The National Bank of Greece has priced its share offer at 2.00-2.60 euros a share, in a placing worth up to 2.5 billion euros, two sources familiar with the matter said on Wednesday.
“There has been incredibly broad-based demand,” one of the sources said.
NBG, the country’s largest bank by assets, is the fourth lender to tap international markets to plug a capital hole, seizing a window of opportunity to raise funds as foreign investors warm to the debt-laden country’s recovery prospects.
Book building started on Tuesday and will end today, with Goldman Sachs and Morgan Stanley acting as global coordinators and bookrunners, joined by BofA Merrill Lynch, Citigroup, HSBC, UBS and Mediobanca.
NBG, which has a current market value of 6.73 billion euros and is 84 percent-owned by the Greece’s bank bailout fund, the Hellenic Financial Stability Fund, is issuing new shares to cover a 2.18-billion-euro capital shortfall revealed in a central bank stress test in March.

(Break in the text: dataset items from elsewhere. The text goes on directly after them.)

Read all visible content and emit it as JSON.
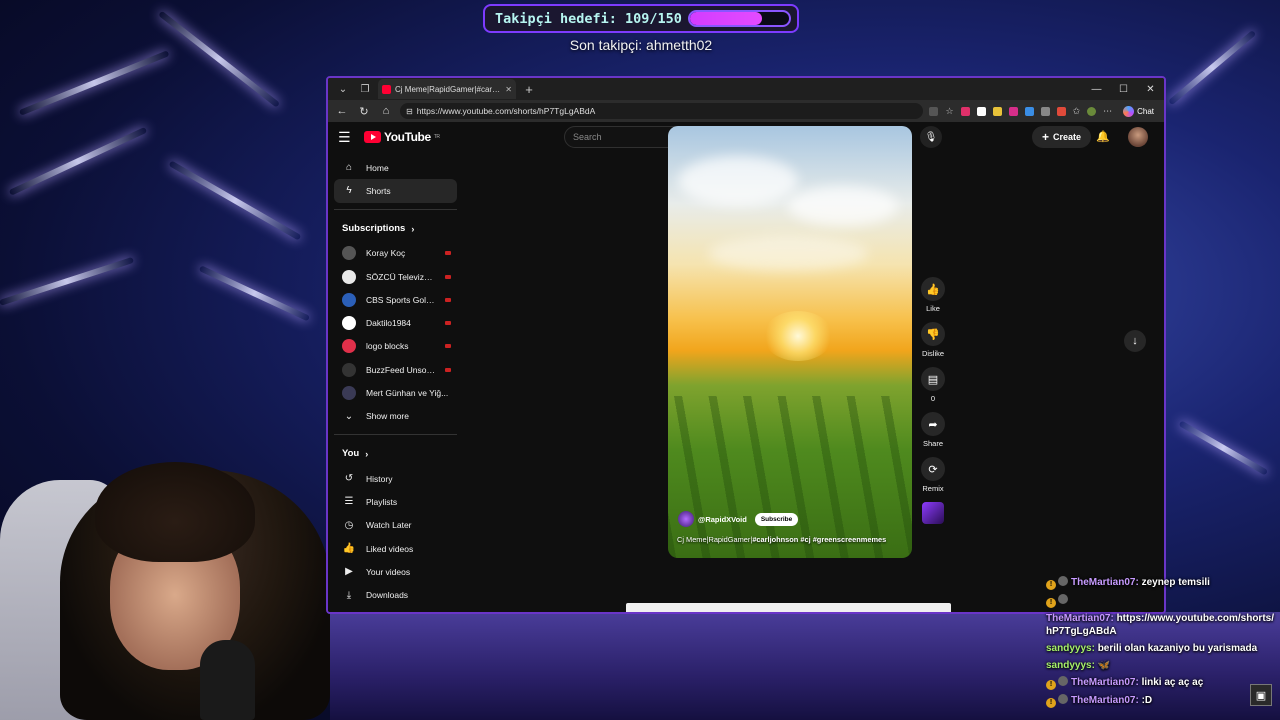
{
  "overlay": {
    "goal_label": "Takipçi hedefi: 109/150",
    "goal_progress": 0.7267,
    "last_follower": "Son takipçi: ahmetth02"
  },
  "browser": {
    "tab_title": "Cj Meme|RapidGamer|#carljohnson",
    "url": "https://www.youtube.com/shorts/hP7TgLgABdA",
    "chat_label": "Chat"
  },
  "youtube": {
    "logo_text": "YouTube",
    "logo_sup": "TR",
    "search_placeholder": "Search",
    "create_label": "Create",
    "sidebar": {
      "main": [
        {
          "label": "Home",
          "icon": "home-icon"
        },
        {
          "label": "Shorts",
          "icon": "shorts-icon"
        }
      ],
      "subscriptions_heading": "Subscriptions",
      "subscriptions": [
        {
          "label": "Koray Koç",
          "color": "#555555",
          "live": true
        },
        {
          "label": "SÖZCÜ Televizyo...",
          "color": "#e8e8e8",
          "live": true
        },
        {
          "label": "CBS Sports Gola...",
          "color": "#2b5fb8",
          "live": true
        },
        {
          "label": "Daktilo1984",
          "color": "#ffffff",
          "live": true
        },
        {
          "label": "logo blocks",
          "color": "#e0304a",
          "live": true
        },
        {
          "label": "BuzzFeed Unsolv...",
          "color": "#333333",
          "live": true
        },
        {
          "label": "Mert Günhan ve Yiğ...",
          "color": "#3a3a55",
          "live": false
        }
      ],
      "show_more": "Show more",
      "you_heading": "You",
      "you": [
        {
          "label": "History",
          "icon": "history-icon"
        },
        {
          "label": "Playlists",
          "icon": "playlists-icon"
        },
        {
          "label": "Watch Later",
          "icon": "watch-later-icon"
        },
        {
          "label": "Liked videos",
          "icon": "liked-videos-icon"
        },
        {
          "label": "Your videos",
          "icon": "your-videos-icon"
        },
        {
          "label": "Downloads",
          "icon": "downloads-icon"
        }
      ]
    },
    "short": {
      "channel": "@RapidXVoid",
      "subscribe": "Subscribe",
      "title_plain": "Cj Meme|RapidGamer|",
      "title_tags": "#carljohnson #cj #greenscreenmemes"
    },
    "actions": {
      "like": "Like",
      "dislike": "Dislike",
      "comments": "0",
      "share": "Share",
      "remix": "Remix"
    }
  },
  "chat": [
    {
      "user": "TheMartian07:",
      "text": "zeynep temsili",
      "color": "purple",
      "badges": true
    },
    {
      "user": "",
      "text": "",
      "color": "purple",
      "badges": true
    },
    {
      "user": "TheMartian07:",
      "text": "https://www.youtube.com/shorts/hP7TgLgABdA",
      "color": "purple",
      "badges": false
    },
    {
      "user": "sandyyys:",
      "text": "berili olan kazaniyo bu yarismada",
      "color": "green",
      "badges": false
    },
    {
      "user": "sandyyys:",
      "text": "🦋",
      "color": "green",
      "badges": false
    },
    {
      "user": "TheMartian07:",
      "text": "linki aç aç aç",
      "color": "purple",
      "badges": true
    },
    {
      "user": "TheMartian07:",
      "text": ":D",
      "color": "purple",
      "badges": true
    }
  ]
}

Proceeds from the sale will be used to cover the difference between the identified capital hole in the health check, and planned moves to boost capital by 1.04 billion euros that have been approved by the Bank of Greece.
NBG also plans to buy back 1.35 billion euros of preferred shares from the government.
Its equity offering does not include pre-emption rights for existing shareholders, including the HFSF.
Peers Alpha Bank, Piraeus and Eurobank have already raised 5.81 billion euros between them through similar equity offerings over the past six weeks.